Reine Biosimilar-Aktien bieten enormen Gewinn- und Kurshebel

Wer etwas höhere Kurschancen will, legt sich ausgesprochene Biosimilar-Spezialisten ins Depot. Beispielsweise ging vor knapp zwei Wochen mit Coherus Biosciences (ISIN: US19249H1032) ein solcher Titel per IPO in den USA an die Börse. Das Unternehmen bringt es auf einen Börsenwert von rund 400 Millionen Dollar und kann bereits Entwicklungen von Medikamenten in Phase III vorweisen. Allerdings erzielte der Konzern aus San Francisco im ersten Halbjahr lediglich Umsätze von 8,6 Millionen Dollar und schrieb dabei einen Verlust von rund 50 Millionen Dollar.

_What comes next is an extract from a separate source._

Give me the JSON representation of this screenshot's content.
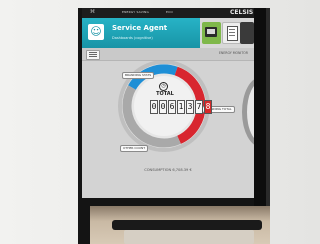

Wesentlich günstiger bewertet zu sein, scheint die deutsche Formycon (ISIN: DE000A1EWVY8). Der Experte für Biosimilars, aus München, berichtete vor wenigen Tagen über den Einstieg in Phase III einer Biosimilar-Entwicklung im dritten Quartal 2015. Branchenkenner halten deswegen bereits 2018 erste Umsätze in weniger regulierten Ländern wie China, Indien und Russland für möglich. Ab 2020 könnte der Marktstart in der EU und in den USA das ganz grosse Geschäft bringen.

Formycon – Anleger haben den 26. November wegen der Kapitalmarktkonferenz im Fokus

Bei einem geschätzten Umsatz für die zugrunde liegenden Original-Biopharmazeutika von etwa 5 Milliarden Dollar im Jahr und einem geschätzten Anteil von Biosimilars von 30 Prozent an diesem Marktvolumen würden Formycon aufgrund der mit Vertriebspartner Santos beschlossenen Lizenzbeteiligung von rund 10 Prozent etwa 150 Millionen Dollar pro Jahr zufliessen. Bei einem Börsenwert von 80 Millionen Euro hätte die Aktie damit das Potenzial zum Vervielfacher. Anders als Coherus arbeiten die Münchner dabei wegen hoher Entwicklungszuschüsse des Vertriebspartners sogar schon jetzt profitabel. Anleger notieren sich den 26. November. An diesem Tag präsentiert sich Formycon beim vielbeachteten deutschen Eigenkapitalforum in Frankfurt Analysten und Investoren. Möglicherweise wird der Marktwert des Unternehmens dann einen Schub bekommen.